Le seul point positif à toute cette affaire, c'est que j'ai l'impression que mes parents sont plus attentifs à moi. Ils sont toujours beaucoup absents, mais m'occupent l'esprit de quelque manière que ce soit dès qu'ils sont à la maison. Encore ce jeudi matin, mon père me fait mourir de rire, à débiter je ne sais combien de stupidités à la minute, tandis que ma mère se repose dans leur chambre, puisqu'elle a été malade toute la nuit et n'ira exceptionnellement pas travailler. Avant de partir en cours, mon père me promet que nous irons passer la journée au parc ce week-end, comme en début d'année. Il fera froid puisque nous sommes début décembre, mais ils prévoient du beau temps et pas de neige pour le moment alors ça ne pourra qu'être un bon moment. Je le charrie en lui disant que cette fois, il mangera plus la pelouse que moi, puis je file vers l'arrêt de bus.

La journée passe lentement. Depuis deux ou trois jours, je ne ressens plus de colère envers Parker.
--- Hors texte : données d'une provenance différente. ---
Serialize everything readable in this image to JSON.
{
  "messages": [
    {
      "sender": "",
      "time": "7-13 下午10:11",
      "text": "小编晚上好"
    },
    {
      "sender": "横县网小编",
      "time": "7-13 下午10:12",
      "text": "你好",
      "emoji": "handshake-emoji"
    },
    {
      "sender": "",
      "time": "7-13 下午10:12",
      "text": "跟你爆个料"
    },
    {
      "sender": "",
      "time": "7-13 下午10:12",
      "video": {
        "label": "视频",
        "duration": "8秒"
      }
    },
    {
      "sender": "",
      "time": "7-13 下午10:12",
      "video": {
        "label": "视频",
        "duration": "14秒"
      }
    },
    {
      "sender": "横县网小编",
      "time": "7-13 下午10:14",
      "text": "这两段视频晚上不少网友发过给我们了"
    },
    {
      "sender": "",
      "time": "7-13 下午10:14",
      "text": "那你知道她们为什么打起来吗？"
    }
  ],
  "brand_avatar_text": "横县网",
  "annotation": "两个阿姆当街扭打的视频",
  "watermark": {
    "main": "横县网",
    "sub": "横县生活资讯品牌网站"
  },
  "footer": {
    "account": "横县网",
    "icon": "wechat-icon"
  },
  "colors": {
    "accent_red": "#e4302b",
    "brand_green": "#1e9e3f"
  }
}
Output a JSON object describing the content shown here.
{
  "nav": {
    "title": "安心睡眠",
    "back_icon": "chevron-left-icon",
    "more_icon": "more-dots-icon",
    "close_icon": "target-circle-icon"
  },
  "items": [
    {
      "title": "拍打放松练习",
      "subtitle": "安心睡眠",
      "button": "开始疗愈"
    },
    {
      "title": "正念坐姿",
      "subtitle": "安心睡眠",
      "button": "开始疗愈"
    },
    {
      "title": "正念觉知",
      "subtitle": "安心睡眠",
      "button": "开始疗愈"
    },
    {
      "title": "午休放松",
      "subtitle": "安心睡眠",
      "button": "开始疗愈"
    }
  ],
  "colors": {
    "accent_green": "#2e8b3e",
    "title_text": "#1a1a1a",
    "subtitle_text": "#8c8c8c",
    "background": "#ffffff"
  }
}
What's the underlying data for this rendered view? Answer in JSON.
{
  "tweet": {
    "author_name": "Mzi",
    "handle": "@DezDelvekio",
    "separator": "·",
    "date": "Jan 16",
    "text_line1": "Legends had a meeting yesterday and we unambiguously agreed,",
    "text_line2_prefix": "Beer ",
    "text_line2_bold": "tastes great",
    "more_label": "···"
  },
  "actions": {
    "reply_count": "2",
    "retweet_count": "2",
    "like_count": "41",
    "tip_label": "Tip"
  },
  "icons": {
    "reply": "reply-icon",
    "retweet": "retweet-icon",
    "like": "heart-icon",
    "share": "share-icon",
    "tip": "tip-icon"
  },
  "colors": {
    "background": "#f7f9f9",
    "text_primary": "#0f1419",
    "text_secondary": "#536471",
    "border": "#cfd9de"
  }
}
Simplement de la tristesse, à l'idée que les choses se soient déroulées de cette manière. J'aurais préféré qu'il ne s'enfuie pas autant et que l'après-midi que nous passions ensemble se termine comme elle avait commencée. Lorsque j'intercepte son regard le midi à la cantine, je me demande s'il pense comme moi. Je ne crois plus déceler de haine non plus. Mais peut-être que je me fais des films.

La journée de lycée terminée, je passe doucement la porte d'entrée de la maison, pour ne pas réveiller ma mère qui pourrait encore se reposer. Cependant, elle doit être réveillée, puisque des reniflements se font entendre depuis la cuisine. La pauvre, elle a l'air d'avoir un rhume carabiné.

- Je suppose que ça va pas mi… Maman ?

Je me suis stoppée au niveau de l'arche qui permet de rejoindre la cuisine depuis l'entrée. Ce n'est pas un rhume. Elle est en train de pleurer, les mains fermement agrippées au meuble face à elle.

- Qu'est-ce qui a ? je m'inquiète en la regardant brièvement pour m'assurer qu'elle n'est pas blessée.

Je n'ai jamais vu ma mère comme ça. Il lui est arrivé d'être triste, mais jamais à ce point. Sa mâchoire inférieure tremble, elle manque d'air. Ne sachant quoi faire, je lui caresse le dos pendant plusieurs minutes, alors qu'elle essaie à plusieurs reprises d'articuler quelque chose. J'attends patiemment, jusqu'à ce qu'elle soupire entre deux sanglots, pour lâcher :

- C-C-C'est… C'est ton père, i-il…

Elle ne se contrôle plus au point de bégayer. Mon rythme cardiaque s'accélère alors que j'imagine déjà la suite.

- Il a eu un accident ? je demande avec une anxiété non dissimulée pour l'aider à poursuivre.

Ses mots résonnent dans ma tête sans faire sens.

- Il est mort, corrige-t-elle d'une voix blanche.